Background: It is unclear whether the reported variation in the diagnosis of intraductal carcinoma of the prostate (IDC-P) is due to variable interpretation of borderline morphology, use of different diagnostic criteria or both.

Aims: We sought to determine the degree of variation in the diagnostic criteria and reporting rules for IDC-P in prostate biopsies employed by expert uropathologists.

Methods: A questionnaire survey was circulated to 23 expert uropathologists from 11 European countries.

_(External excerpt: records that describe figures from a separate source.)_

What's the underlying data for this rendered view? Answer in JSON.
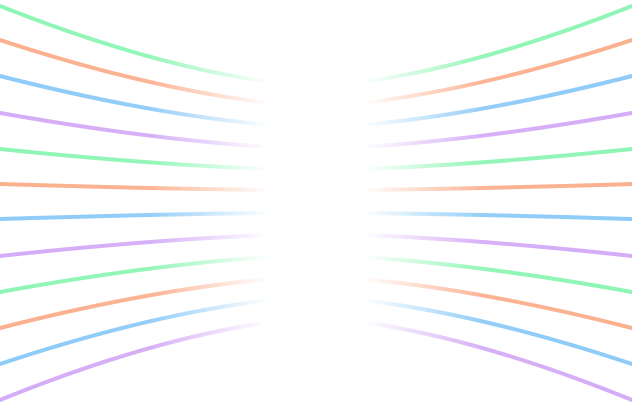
{
  "background_color": "#ffffff",
  "stripe_palette": [
    "#8ef5b4",
    "#fbb08e",
    "#8ecbf8",
    "#d4acf7"
  ]
}
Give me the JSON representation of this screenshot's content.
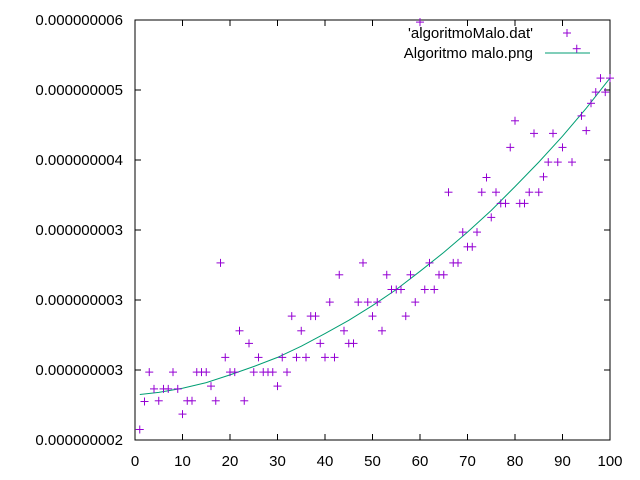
{
  "chart_data": {
    "type": "scatter",
    "title": "",
    "xlabel": "",
    "ylabel": "",
    "xlim": [
      0,
      100
    ],
    "ylim": [
      0,
      6
    ],
    "x_ticks": [
      0,
      10,
      20,
      30,
      40,
      50,
      60,
      70,
      80,
      90,
      100
    ],
    "y_ticks": [
      {
        "value": 0,
        "label": "0.000000002"
      },
      {
        "value": 1,
        "label": "0.000000003"
      },
      {
        "value": 2,
        "label": "0.000000003"
      },
      {
        "value": 3,
        "label": "0.000000003"
      },
      {
        "value": 4,
        "label": "0.000000004"
      },
      {
        "value": 5,
        "label": "0.000000005"
      },
      {
        "value": 6,
        "label": "0.000000006"
      }
    ],
    "grid": false,
    "legend_position": "top-right",
    "series": [
      {
        "name": "'algoritmoMalo.dat'",
        "kind": "points",
        "marker": "plus",
        "color": "#9400d3",
        "points": [
          [
            1,
            0.15
          ],
          [
            2,
            0.55
          ],
          [
            3,
            0.97
          ],
          [
            4,
            0.73
          ],
          [
            5,
            0.56
          ],
          [
            6,
            0.73
          ],
          [
            7,
            0.73
          ],
          [
            8,
            0.97
          ],
          [
            9,
            0.73
          ],
          [
            10,
            0.37
          ],
          [
            11,
            0.56
          ],
          [
            12,
            0.56
          ],
          [
            13,
            0.97
          ],
          [
            14,
            0.97
          ],
          [
            15,
            0.97
          ],
          [
            16,
            0.77
          ],
          [
            17,
            0.56
          ],
          [
            18,
            2.53
          ],
          [
            19,
            1.18
          ],
          [
            20,
            0.97
          ],
          [
            21,
            0.97
          ],
          [
            22,
            1.56
          ],
          [
            23,
            0.56
          ],
          [
            24,
            1.38
          ],
          [
            25,
            0.97
          ],
          [
            26,
            1.18
          ],
          [
            27,
            0.97
          ],
          [
            28,
            0.97
          ],
          [
            29,
            0.97
          ],
          [
            30,
            0.77
          ],
          [
            31,
            1.18
          ],
          [
            32,
            0.97
          ],
          [
            33,
            1.77
          ],
          [
            34,
            1.18
          ],
          [
            35,
            1.56
          ],
          [
            36,
            1.18
          ],
          [
            37,
            1.77
          ],
          [
            38,
            1.77
          ],
          [
            39,
            1.38
          ],
          [
            40,
            1.18
          ],
          [
            41,
            1.97
          ],
          [
            42,
            1.18
          ],
          [
            43,
            2.36
          ],
          [
            44,
            1.56
          ],
          [
            45,
            1.38
          ],
          [
            46,
            1.38
          ],
          [
            47,
            1.97
          ],
          [
            48,
            2.53
          ],
          [
            49,
            1.97
          ],
          [
            50,
            1.77
          ],
          [
            51,
            1.97
          ],
          [
            52,
            1.56
          ],
          [
            53,
            2.36
          ],
          [
            54,
            2.15
          ],
          [
            55,
            2.15
          ],
          [
            56,
            2.15
          ],
          [
            57,
            1.77
          ],
          [
            58,
            2.36
          ],
          [
            59,
            1.97
          ],
          [
            60,
            5.97
          ],
          [
            61,
            2.15
          ],
          [
            62,
            2.53
          ],
          [
            63,
            2.15
          ],
          [
            64,
            2.36
          ],
          [
            65,
            2.36
          ],
          [
            66,
            3.54
          ],
          [
            67,
            2.53
          ],
          [
            68,
            2.53
          ],
          [
            69,
            2.97
          ],
          [
            70,
            2.76
          ],
          [
            71,
            2.76
          ],
          [
            72,
            2.97
          ],
          [
            73,
            3.54
          ],
          [
            74,
            3.75
          ],
          [
            75,
            3.18
          ],
          [
            76,
            3.54
          ],
          [
            77,
            3.38
          ],
          [
            78,
            3.38
          ],
          [
            79,
            4.18
          ],
          [
            80,
            4.56
          ],
          [
            81,
            3.38
          ],
          [
            82,
            3.38
          ],
          [
            83,
            3.54
          ],
          [
            84,
            4.38
          ],
          [
            85,
            3.54
          ],
          [
            86,
            3.76
          ],
          [
            87,
            3.97
          ],
          [
            88,
            4.38
          ],
          [
            89,
            3.97
          ],
          [
            90,
            4.18
          ],
          [
            91,
            6.36
          ],
          [
            92,
            3.97
          ],
          [
            93,
            5.59
          ],
          [
            94,
            4.63
          ],
          [
            95,
            4.42
          ],
          [
            96,
            4.81
          ],
          [
            97,
            4.97
          ],
          [
            98,
            5.17
          ],
          [
            99,
            4.97
          ],
          [
            100,
            5.17
          ]
        ]
      },
      {
        "name": "Algoritmo malo.png",
        "kind": "line",
        "color": "#009e73",
        "points": [
          [
            1,
            0.65
          ],
          [
            5,
            0.68
          ],
          [
            10,
            0.74
          ],
          [
            15,
            0.82
          ],
          [
            20,
            0.93
          ],
          [
            25,
            1.05
          ],
          [
            30,
            1.18
          ],
          [
            35,
            1.34
          ],
          [
            40,
            1.52
          ],
          [
            45,
            1.71
          ],
          [
            50,
            1.92
          ],
          [
            55,
            2.15
          ],
          [
            60,
            2.41
          ],
          [
            65,
            2.68
          ],
          [
            70,
            2.97
          ],
          [
            75,
            3.28
          ],
          [
            80,
            3.62
          ],
          [
            85,
            3.97
          ],
          [
            90,
            4.34
          ],
          [
            95,
            4.74
          ],
          [
            100,
            5.17
          ]
        ]
      }
    ]
  }
}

Results: Criteria used for diagnosis of IDC-P included solid intraductal growth (100%), dense cribriform (96%), loose cribriform/micropapillary with nuclear size >6× normal (83%) or comedonecrosis (74%) and dilated ducts >2× normal (39%). 'Nuclear size' was interpreted as nuclear area by 74% and nuclear diameter by 21%. Pure IDC-P in needle biopsies was reported by 100% and Gleason graded by 30%. All would perform immunohistochemistry in such cases to rule out invasive cancer. An IDC-P component associated with invasive cancer would be included in the determination of tumour extent and number of cores involved by 74% and 83%, respectively. 52% would include IDC-P component when grading invasive cancer. 48% would perform immunohistochemistry in solid or cribriform nests with comedonecrosis to exclude IDC-P (17% routinely, 30% if the focus appeared to have basal cells on H&E). 48% graded such foci as Gleason pattern 5 even if immunohistochemistry demonstrated the presence of basal cells.

Conclusions: There is a need for more clarity in the definition of some of the diagnostic criteria for IDC-P as well as for greater standardisation of IDC-P reporting.